Kosong hati Ibrahim barangkali, saat berperang melawan rasa cinta kasih terhadap putranya dengan titah yang datang dari Maha Yang Dipercaya. Labil, nyaris ketetapan dan ketaatan Ibrahim, saat iblis, setan dan gondorewo menguntit Ibrahim kemanapun melangkah.
Pilihan nabi, bisakah salah?Hanya ke-tauhidan yang kemudian membimbing Ibrahim untuk memilih bermahabah.Lebih mencintai Allah ketimbang seorang putra. Titah itu lantas dilaksanakan Ibrahim, setelah berhasil mengusir sibusuk pembisik kemunkaran dan keinkaran dari dunia kegelapan-neraka. Tersimbulkan dalam jumroh Usthu Ulo dan Aqoba.
Lantas qurban itu Anda tahu bukan Ismail yang disembelih. KehendakNya, yang tersembelih adalah seekor Gibas—domba. Satu proses yang hanya karena Ketauhidanlah yang memberikan pembenaran atas adegan peristiwa yang dialami Nabi Ibrahim dan Ismail. Hanya tauhid dan ketaqwaan!
Saya meniru, Anda meniru, siapaun umat Islam meniru dan berharap kekuatan itu, kekuatan untuk bermahabah itu ada.

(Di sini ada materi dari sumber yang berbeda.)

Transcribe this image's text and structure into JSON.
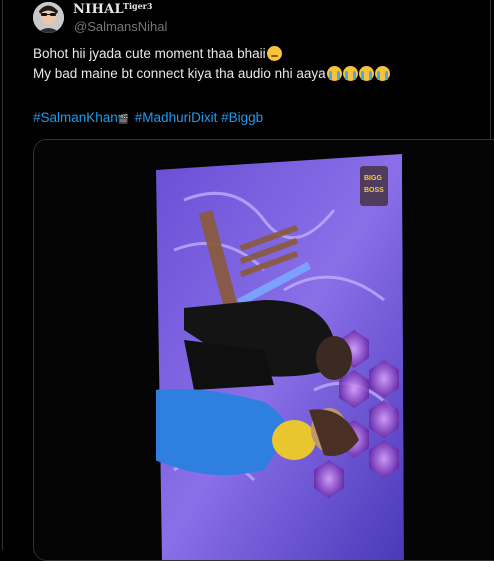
{
  "user": {
    "display_name": "NIHAL",
    "badge": "Tiger3",
    "handle": "@SalmansNihal"
  },
  "tweet": {
    "line1": "Bohot hii jyada cute moment thaa bhaii",
    "line1_emoji": "woozy-face",
    "line2": "My bad maine bt connect kiya tha audio nhi aaya",
    "line2_emojis": [
      "crying-face",
      "crying-face",
      "crying-face",
      "crying-face"
    ],
    "hashtags": [
      "#SalmanKhan",
      "#MadhuriDixit",
      "#Biggb"
    ],
    "hashtag_icon": "film-clapper-icon"
  },
  "media": {
    "type": "video-photo",
    "overlay_logo_text": "BIGG BOSS"
  },
  "colors": {
    "background": "#000000",
    "text": "#e7e9ea",
    "muted": "#71767b",
    "link": "#1d9bf0",
    "border": "#2f3336"
  }
}
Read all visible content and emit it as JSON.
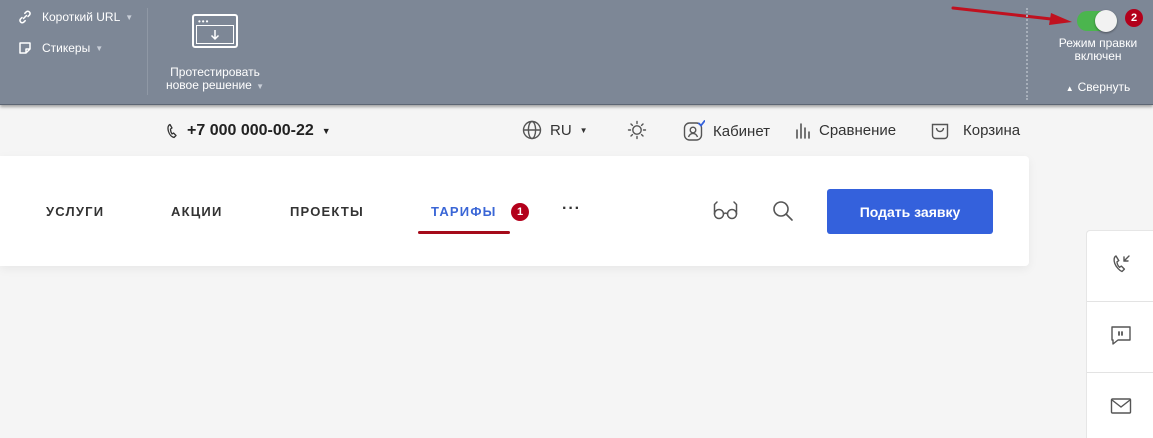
{
  "admin_panel": {
    "short_url_label": "Короткий URL",
    "stickers_label": "Стикеры",
    "test_solution_line1": "Протестировать",
    "test_solution_line2": "новое решение",
    "edit_mode_line1": "Режим правки",
    "edit_mode_line2": "включен",
    "edit_mode_badge": "2",
    "collapse_label": "Свернуть",
    "toggle_color": "#4bb54e",
    "background_color": "#7d8796"
  },
  "topline": {
    "phone": "+7 000 000-00-22",
    "language": "RU",
    "cabinet": "Кабинет",
    "compare": "Сравнение",
    "cart": "Корзина"
  },
  "menu": {
    "items": [
      {
        "label": "УСЛУГИ"
      },
      {
        "label": "АКЦИИ"
      },
      {
        "label": "ПРОЕКТЫ"
      },
      {
        "label": "ТАРИФЫ"
      }
    ],
    "active_badge": "1",
    "more_label": "···",
    "cta_label": "Подать заявку",
    "accent_color": "#3461dc",
    "badge_color": "#b3001b"
  },
  "icons": [
    "link-icon",
    "sticker-icon",
    "download-window-icon",
    "phone-icon",
    "globe-icon",
    "sun-icon",
    "user-icon",
    "bar-chart-icon",
    "bag-icon",
    "glasses-icon",
    "search-icon",
    "callback-icon",
    "chat-icon",
    "mail-icon"
  ]
}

Semangat tauhid dalam ibadah haji dan berqurban bersatu menjadi satu kekuatan yang teryakini bisa meningkatkan harkat dan martabat manusia. Kita melakukanya?
Dalam qurban beritual penyebelihan hewan. Lantas ada pesan moral kemanusiaan, untuk dapat berbagi dengan manusia lain yang dipredikatkan oleh manusia sebagai bernasib buruk alias miskin.

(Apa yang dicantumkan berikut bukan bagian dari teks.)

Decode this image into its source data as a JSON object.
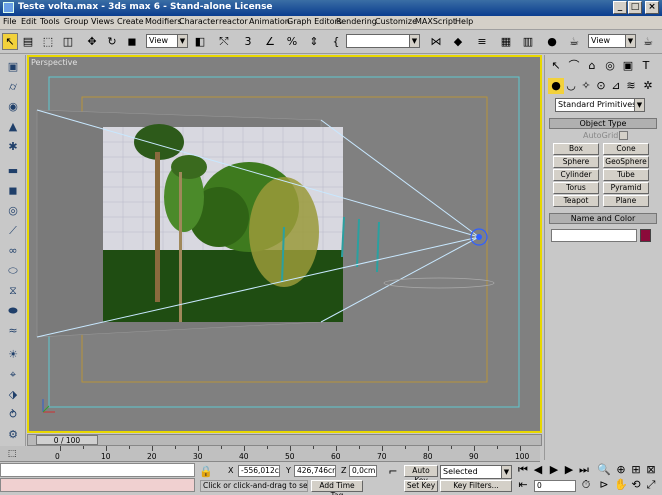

Kemiskinan manusia atas keterbatasan finansial atau material menjadi sesuatu yang di atau ter- eksploitasi bagi pemuasan manusia lain dengan tangan kekuasaanya.Tak pantas kiranya menghiba-hiba pada kekuasaan tangan manusia yang katanya bisa mengatur pernasiban.
Dalam berhaji dan berqurban tak ada itu. Yang ada semangat untuk melihat perbedaan itu hanya sebagai cerita manusia tanpa mahabah. Dalam mahabah, menonjol semangat untuk tidak membedakan manusia karena kepangkatan, atau embel-embel dunia lainnya.

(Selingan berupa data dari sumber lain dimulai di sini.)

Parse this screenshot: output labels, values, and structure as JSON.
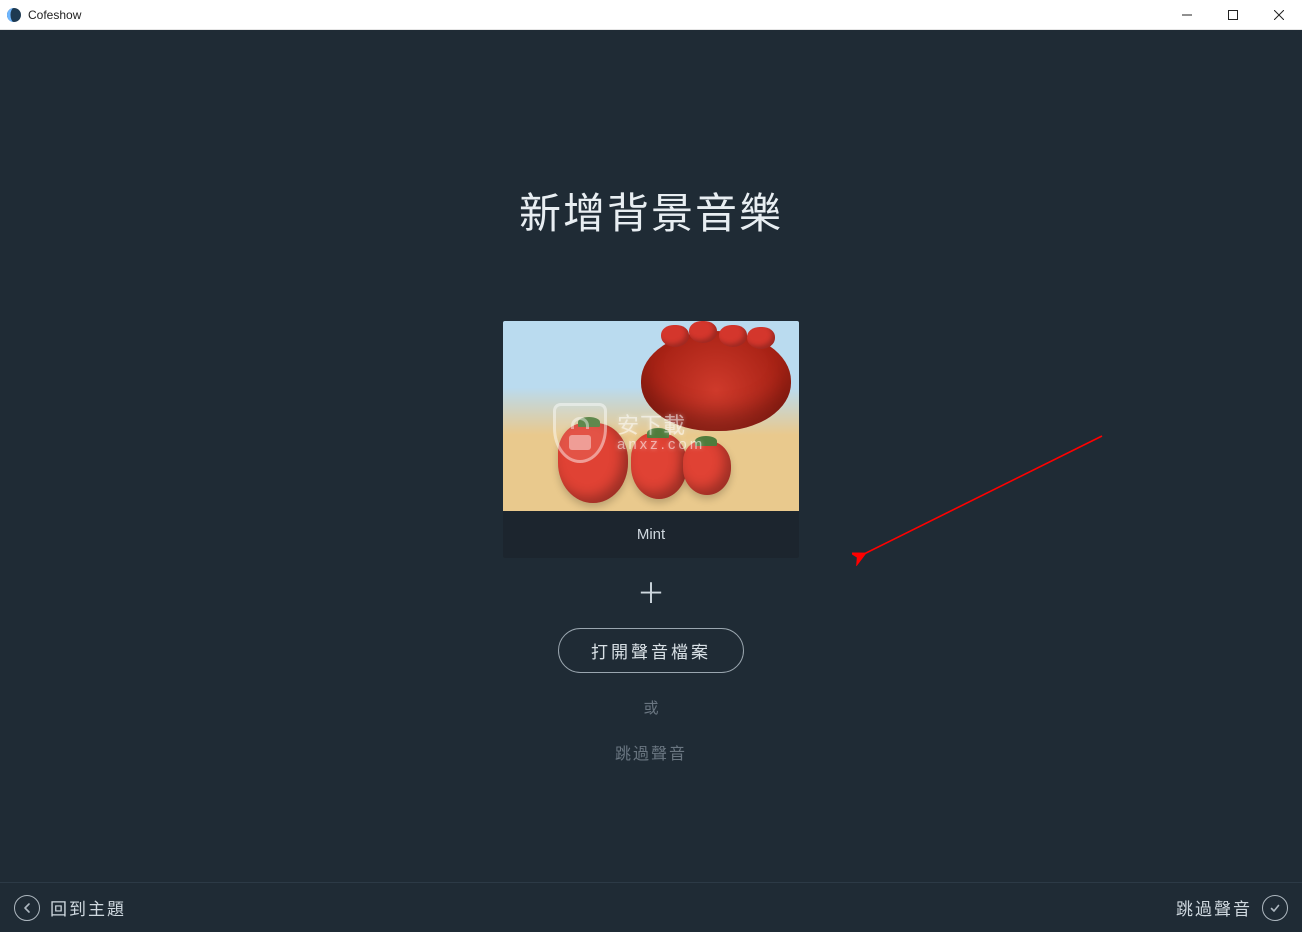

Semangat lain, adalah melawan nafsu, seperti Ibrahim mengalahkan nafsu kecintaanya atas Ismail, dan mengalahkan bisikan iblis untuk ingkar terhadap titah Allah.
Jadi raihlah spirit dari berhaji itu : kehendak untuk terus mencari jalan untuk tidak dibuta dan ditulikan pada keberadaanMu.